The baseball brethren imagine their game full of wisdom. There are life lessons, we say, in all those sequences of 3s, the infield fly rule, the infiniteness of fair territory, balks and walks, homers and domers, foul balls and blown calls.
Why, only today, watching a motorcycle race at my brother-in-law’s place, I noted that his beloved two-wheeled tire sport, while technologically impressive, lacked geographical variety. (Around and around they went.)
It dawned on me that baseball, on the other hand, offers a city (the infield, duh) and a countryside (that other field).

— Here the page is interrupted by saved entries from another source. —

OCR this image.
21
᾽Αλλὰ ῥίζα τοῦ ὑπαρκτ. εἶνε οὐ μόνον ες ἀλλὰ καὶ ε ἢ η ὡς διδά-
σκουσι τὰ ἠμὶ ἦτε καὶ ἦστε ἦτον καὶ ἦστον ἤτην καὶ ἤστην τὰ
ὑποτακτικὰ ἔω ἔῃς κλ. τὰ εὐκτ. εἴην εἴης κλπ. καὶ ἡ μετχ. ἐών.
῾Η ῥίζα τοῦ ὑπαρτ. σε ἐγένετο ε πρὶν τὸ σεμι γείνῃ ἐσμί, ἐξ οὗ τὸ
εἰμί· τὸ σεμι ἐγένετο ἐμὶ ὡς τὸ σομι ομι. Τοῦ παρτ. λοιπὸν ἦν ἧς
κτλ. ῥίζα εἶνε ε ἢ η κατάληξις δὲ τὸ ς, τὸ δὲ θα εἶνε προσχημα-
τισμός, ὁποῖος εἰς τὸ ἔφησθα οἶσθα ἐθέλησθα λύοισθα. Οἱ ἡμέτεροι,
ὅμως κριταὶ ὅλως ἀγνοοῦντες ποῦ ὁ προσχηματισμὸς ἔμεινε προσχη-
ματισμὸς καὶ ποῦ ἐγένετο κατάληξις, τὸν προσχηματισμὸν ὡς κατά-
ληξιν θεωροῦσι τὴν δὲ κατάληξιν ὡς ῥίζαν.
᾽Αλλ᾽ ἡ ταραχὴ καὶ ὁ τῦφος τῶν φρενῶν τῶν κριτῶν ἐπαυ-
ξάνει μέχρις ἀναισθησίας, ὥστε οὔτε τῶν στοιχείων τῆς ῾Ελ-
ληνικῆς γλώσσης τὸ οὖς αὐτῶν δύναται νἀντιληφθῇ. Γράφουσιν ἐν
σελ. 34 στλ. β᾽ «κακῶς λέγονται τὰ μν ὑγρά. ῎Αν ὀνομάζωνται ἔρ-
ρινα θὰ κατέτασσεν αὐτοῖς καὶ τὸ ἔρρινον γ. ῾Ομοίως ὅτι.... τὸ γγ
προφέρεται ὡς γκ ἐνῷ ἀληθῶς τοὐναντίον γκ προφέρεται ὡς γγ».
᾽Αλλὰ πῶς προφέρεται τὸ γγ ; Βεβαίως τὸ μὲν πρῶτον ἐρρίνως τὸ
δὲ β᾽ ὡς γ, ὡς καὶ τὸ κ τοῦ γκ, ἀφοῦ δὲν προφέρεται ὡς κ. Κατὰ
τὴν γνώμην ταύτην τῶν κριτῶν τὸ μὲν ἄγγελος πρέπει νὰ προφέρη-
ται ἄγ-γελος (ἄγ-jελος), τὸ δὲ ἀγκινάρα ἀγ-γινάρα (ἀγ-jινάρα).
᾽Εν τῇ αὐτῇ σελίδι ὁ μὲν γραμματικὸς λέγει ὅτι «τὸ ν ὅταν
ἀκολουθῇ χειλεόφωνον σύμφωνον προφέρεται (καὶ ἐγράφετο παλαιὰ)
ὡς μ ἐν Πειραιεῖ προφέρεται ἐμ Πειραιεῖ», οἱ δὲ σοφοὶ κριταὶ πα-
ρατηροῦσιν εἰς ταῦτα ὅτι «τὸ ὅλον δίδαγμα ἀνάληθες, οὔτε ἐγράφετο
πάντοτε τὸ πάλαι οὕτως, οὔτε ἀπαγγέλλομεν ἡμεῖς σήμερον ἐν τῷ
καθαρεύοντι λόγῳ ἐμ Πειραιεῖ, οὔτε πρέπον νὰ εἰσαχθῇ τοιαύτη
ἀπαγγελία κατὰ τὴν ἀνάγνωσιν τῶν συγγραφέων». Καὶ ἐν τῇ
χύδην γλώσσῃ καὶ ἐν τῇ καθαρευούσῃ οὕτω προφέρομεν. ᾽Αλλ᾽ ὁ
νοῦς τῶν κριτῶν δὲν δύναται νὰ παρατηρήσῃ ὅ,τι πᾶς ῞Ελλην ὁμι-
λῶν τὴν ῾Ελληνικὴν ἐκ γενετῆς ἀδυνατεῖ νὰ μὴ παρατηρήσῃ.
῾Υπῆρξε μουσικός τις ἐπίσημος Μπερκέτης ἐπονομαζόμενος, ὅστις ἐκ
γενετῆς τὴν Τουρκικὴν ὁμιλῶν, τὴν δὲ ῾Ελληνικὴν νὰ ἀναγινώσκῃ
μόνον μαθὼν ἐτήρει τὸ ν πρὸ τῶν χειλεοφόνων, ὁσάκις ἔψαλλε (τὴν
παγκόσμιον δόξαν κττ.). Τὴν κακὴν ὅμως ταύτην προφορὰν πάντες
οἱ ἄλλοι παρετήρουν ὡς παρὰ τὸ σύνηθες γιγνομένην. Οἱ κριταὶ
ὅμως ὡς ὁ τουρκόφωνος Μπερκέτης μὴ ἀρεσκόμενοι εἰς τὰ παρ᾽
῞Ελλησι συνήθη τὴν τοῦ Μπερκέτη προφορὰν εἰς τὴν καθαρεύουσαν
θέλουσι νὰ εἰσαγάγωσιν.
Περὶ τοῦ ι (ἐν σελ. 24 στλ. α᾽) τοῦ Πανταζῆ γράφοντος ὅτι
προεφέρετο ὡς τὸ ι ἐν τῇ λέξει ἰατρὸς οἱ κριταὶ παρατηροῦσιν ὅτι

The first has offices (bases), a business center (the mound), crime (stolen bases), cops (umpires), airplanes taking off (homeruns) and a main intersection (home plate).
The second has farms (left, center and right) cows grazing (outfielders) and impenetrable forests (over the fence).

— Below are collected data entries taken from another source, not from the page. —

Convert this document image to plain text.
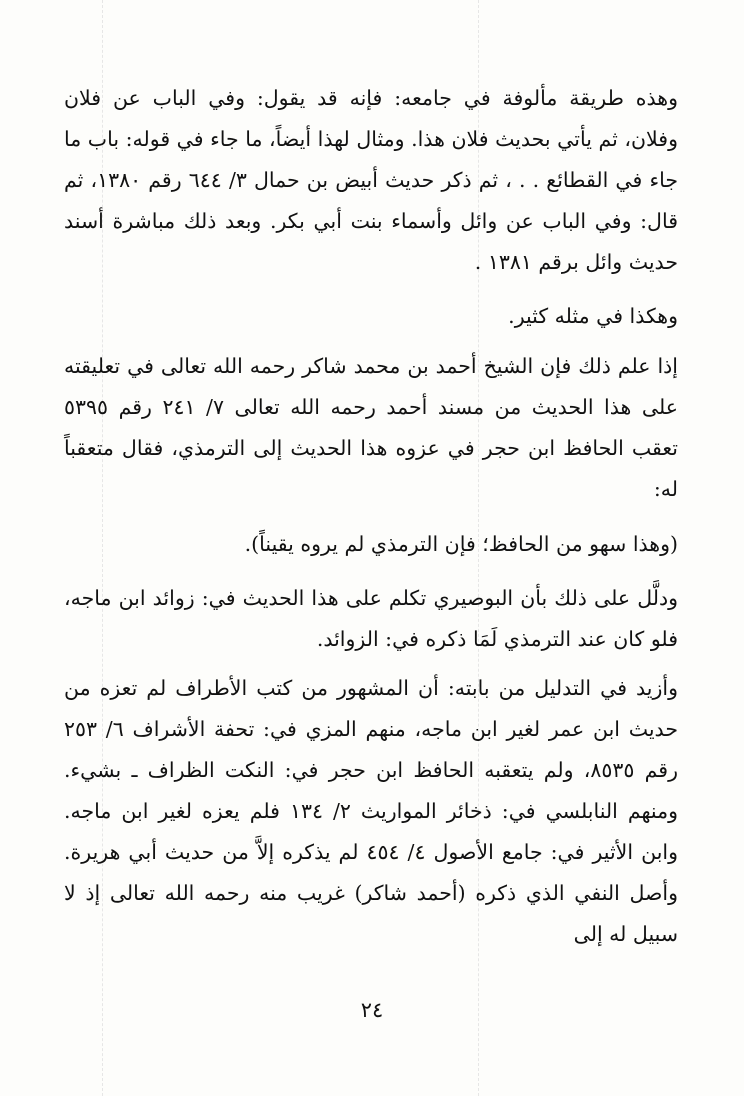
وهذه طريقة مألوفة في جامعه: فإنه قد يقول: وفي الباب عن فلان وفلان، ثم يأتي بحديث فلان هذا. ومثال لهذا أيضاً، ما جاء في قوله: باب ما جاء في القطائع . . ، ثم ذكر حديث أبيض بن حمال ٣/ ٦٤٤ رقم ١٣٨٠، ثم قال: وفي الباب عن وائل وأسماء بنت أبي بكر. وبعد ذلك مباشرة أسند حديث وائل برقم ١٣٨١ .

وهكذا في مثله كثير.

إذا علم ذلك فإن الشيخ أحمد بن محمد شاكر رحمه الله تعالى في تعليقته على هذا الحديث من مسند أحمد رحمه الله تعالى ٧/ ٢٤١ رقم ٥٣٩٥ تعقب الحافظ ابن حجر في عزوه هذا الحديث إلى الترمذي، فقال متعقباً له:

(وهذا سهو من الحافظ؛ فإن الترمذي لم يروه يقيناً).

ودلَّل على ذلك بأن البوصيري تكلم على هذا الحديث في: زوائد ابن ماجه، فلو كان عند الترمذي لَمَا ذكره في: الزوائد.

وأزيد في التدليل من بابته: أن المشهور من كتب الأطراف لم تعزه من حديث ابن عمر لغير ابن ماجه، منهم المزي في: تحفة الأشراف ٦/ ٢٥٣ رقم ٨٥٣٥، ولم يتعقبه الحافظ ابن حجر في: النكت الظراف ـ بشيء. ومنهم النابلسي في: ذخائر المواريث ٢/ ١٣٤ فلم يعزه لغير ابن ماجه. وابن الأثير في: جامع الأصول ٤/ ٤٥٤ لم يذكره إلاَّ من حديث أبي هريرة. وأصل النفي الذي ذكره (أحمد شاكر) غريب منه رحمه الله تعالى إذ لا سبيل له إلى

٢٤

OK, so I wasn’t able to explain that one to my Belgian family.
Such musings, however, are music to my baseball family.
Jeffrey Darrion Siler, a Marylander who’s played for the Merchtem Cats the past few years, wrote me last week after my column about coaching tension-free baseball. He had his own thoughts.
The sport, he wrote, is art. “The field is the players’ canvas. His/her glove and bat are their palettes. The ball, the brush.” Because it is art, “it cannot be WON, nor should it.”
When winning becomes an end in itself, he argued, the playing ends. “Of course I want the little ones to go out there and play their hearts out. Indeed I want exactly that. But there is a difference in how that becomes manifest. Not by brutish slaughter and ego and chest thumping and braggadocio. Through a joyous connection between the Art and the Artist. That Joy comes through PLAYING the game they Love.”
And so we come to marriage. It’s been 23 months today since we promised. Since then, lots of highs, a few lows — like any relationship, job or, well, baseball season.
Here’s what my lovely and I have learned:
In the same way that winning itself cannot be the goal, marital happiness cannot be an end in itself. It is only by not trying to force it that it happens. It is only by not getting frustrated when it’s not there that it gets there. It is only by accepting the situation at hand that you can find the humility and inner peace needed for joy and play, for radiating outward the spirit that makes winning possible.
Escape the tension, win 3 out of 5. Get angry when things don’t go your way, lose 3 out of 5. The margin is thin, and depends on the approach, not the players.
What are your favorite baseball speeches comparing the game to Buddhism, politics or a box of chocolates? Tell it to oldworldpastime@gmail.com
Oh, what a great analogy! The city and the country…
Also resonates with the whole idea of baseball being a little oasis of green in the big city, a little piece of country in the metropolis.